La donna sospirò, arrendendosi all'idea che Francesco fosse fatto così, che non l'avrebbe cambiato: era geloso, sì, ma di quella gelosia buona e piccante che poteva rincuorarla del fatto che non la desse mai per scontata, ma che non le impediva mai di esprimersi o realizzarsi come meglio riteneva.
“Innanzitutto ti manda i suoi saluti” esordì, mentre con lo sguardo andava oltre il marito per tenere d'occhio Leonardo “e poi dice che nei prossimi giorni lui e Andreas possono continuare a lavorare da soli” “Che gli hai detto?” domandò l'uomo e Emma non poté fare a meno di sorridere di fronte a quell'espressione compiaciuta che era nata sul viso del marito. “Niente...” “Dì la verità ...lo hai asfaltato per bene” “Ma neanche per idea, che ti viene in mente!” esclamò, indignata … quello era un trattamento che riservato solo a lui, lo custodiva per le occasioni davvero speciali “gli ho solo detto che deve andare avanti, che non vale la pena restare ancorati al passato” “Giusto così” In fondo, non gli aveva detto nulla che non applicasse anche a loro stessi: quante volte aveva lo aveva spronato ad andare avanti a non guardare più indietro se significava farsi solo del male e restare impantanati.
“E poi per me...non ne valgo la pena” “Ehi ehi! Signora Neri!” la sgridò suo marito “tu ne vali sempre la pena, ricordatelo” “Sì, lo so” affermò, sorridendo soddisfatta “ma solo e soltanto per te”
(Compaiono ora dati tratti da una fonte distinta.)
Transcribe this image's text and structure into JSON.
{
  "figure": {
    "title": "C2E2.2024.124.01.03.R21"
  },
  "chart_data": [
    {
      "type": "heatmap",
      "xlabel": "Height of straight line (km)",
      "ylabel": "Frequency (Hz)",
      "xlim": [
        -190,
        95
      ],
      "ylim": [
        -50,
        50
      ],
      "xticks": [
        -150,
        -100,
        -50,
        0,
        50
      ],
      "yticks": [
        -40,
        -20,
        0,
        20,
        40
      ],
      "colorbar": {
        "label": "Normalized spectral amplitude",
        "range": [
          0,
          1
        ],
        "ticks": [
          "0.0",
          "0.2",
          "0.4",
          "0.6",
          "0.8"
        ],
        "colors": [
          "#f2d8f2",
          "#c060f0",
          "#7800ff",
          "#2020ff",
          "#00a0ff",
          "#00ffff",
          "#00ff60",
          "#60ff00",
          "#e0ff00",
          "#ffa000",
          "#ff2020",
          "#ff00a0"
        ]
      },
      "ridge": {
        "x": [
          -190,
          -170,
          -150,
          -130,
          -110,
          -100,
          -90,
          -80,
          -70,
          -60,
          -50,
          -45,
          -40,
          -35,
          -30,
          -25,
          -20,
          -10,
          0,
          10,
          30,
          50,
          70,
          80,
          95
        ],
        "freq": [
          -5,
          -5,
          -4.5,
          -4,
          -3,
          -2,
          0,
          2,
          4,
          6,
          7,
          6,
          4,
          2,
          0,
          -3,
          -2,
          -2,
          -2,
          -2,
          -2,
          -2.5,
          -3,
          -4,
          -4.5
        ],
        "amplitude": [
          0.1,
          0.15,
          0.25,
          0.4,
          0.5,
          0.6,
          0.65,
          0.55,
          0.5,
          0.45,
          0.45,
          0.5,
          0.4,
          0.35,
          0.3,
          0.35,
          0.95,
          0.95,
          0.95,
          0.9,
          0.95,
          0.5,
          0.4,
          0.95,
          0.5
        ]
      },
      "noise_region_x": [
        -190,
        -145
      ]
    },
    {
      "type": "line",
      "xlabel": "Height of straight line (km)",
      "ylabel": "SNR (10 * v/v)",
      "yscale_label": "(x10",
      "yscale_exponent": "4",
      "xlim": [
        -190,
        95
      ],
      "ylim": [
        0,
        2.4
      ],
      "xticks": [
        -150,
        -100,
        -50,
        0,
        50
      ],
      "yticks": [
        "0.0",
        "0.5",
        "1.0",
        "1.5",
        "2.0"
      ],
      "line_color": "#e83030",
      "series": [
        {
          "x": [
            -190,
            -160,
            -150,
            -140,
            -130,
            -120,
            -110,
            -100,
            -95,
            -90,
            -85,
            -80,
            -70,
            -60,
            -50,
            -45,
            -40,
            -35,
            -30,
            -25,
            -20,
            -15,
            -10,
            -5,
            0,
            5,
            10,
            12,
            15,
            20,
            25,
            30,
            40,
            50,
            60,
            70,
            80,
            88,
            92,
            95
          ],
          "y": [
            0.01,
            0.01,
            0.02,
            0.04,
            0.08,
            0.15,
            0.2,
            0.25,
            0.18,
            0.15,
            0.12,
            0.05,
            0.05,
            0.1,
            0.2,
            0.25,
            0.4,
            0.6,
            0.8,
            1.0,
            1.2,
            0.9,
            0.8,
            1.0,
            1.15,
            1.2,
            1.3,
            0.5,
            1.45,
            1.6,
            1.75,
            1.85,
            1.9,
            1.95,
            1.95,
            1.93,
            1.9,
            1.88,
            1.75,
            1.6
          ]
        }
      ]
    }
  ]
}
Emma si sporse leggermente per avvicinarsi a suo marito, facendo attenzione a Sole tra le sue braccia e Luna ai suoi piedi. “Vorrei ben vedere” sussurrò Francesco, smettendo di remare, trovandosi le labbra della moglie ad una distanza molto ravvicinata e volendo eliminarla definitivamente. Prese il collo di Emma tra le mani, accarezzandole la nuca leggermente e finalmente posando un bacio su quelle labbra che erano l'unico posto in cui si sentiva veramente a casa. E lo stesso poteva dirsi per Emma: solo tra le sue braccia si sentiva completamente al sicuro e anche quando osava o superava i suoi limiti, lo faceva solo nella certezza di avere Francesco, il suo uomo, al suo fianco.
“Adesso però tocca a me!” esclamò Leonardo, incurante del momento di intimità dei suoi genitori: per lui, così abituato a quelle smanceria, una in più o in meno non faceva differenza. Francesco, strizzando l'occhio a sua moglie, complice, occhiolino che sapeva tanto di riprenderemo più tardi e anche meglio, fece accomodare il bambino tra le sue gambe, aiutandolo a destreggiarsi con i remi per virare e tornare verso la palafitta.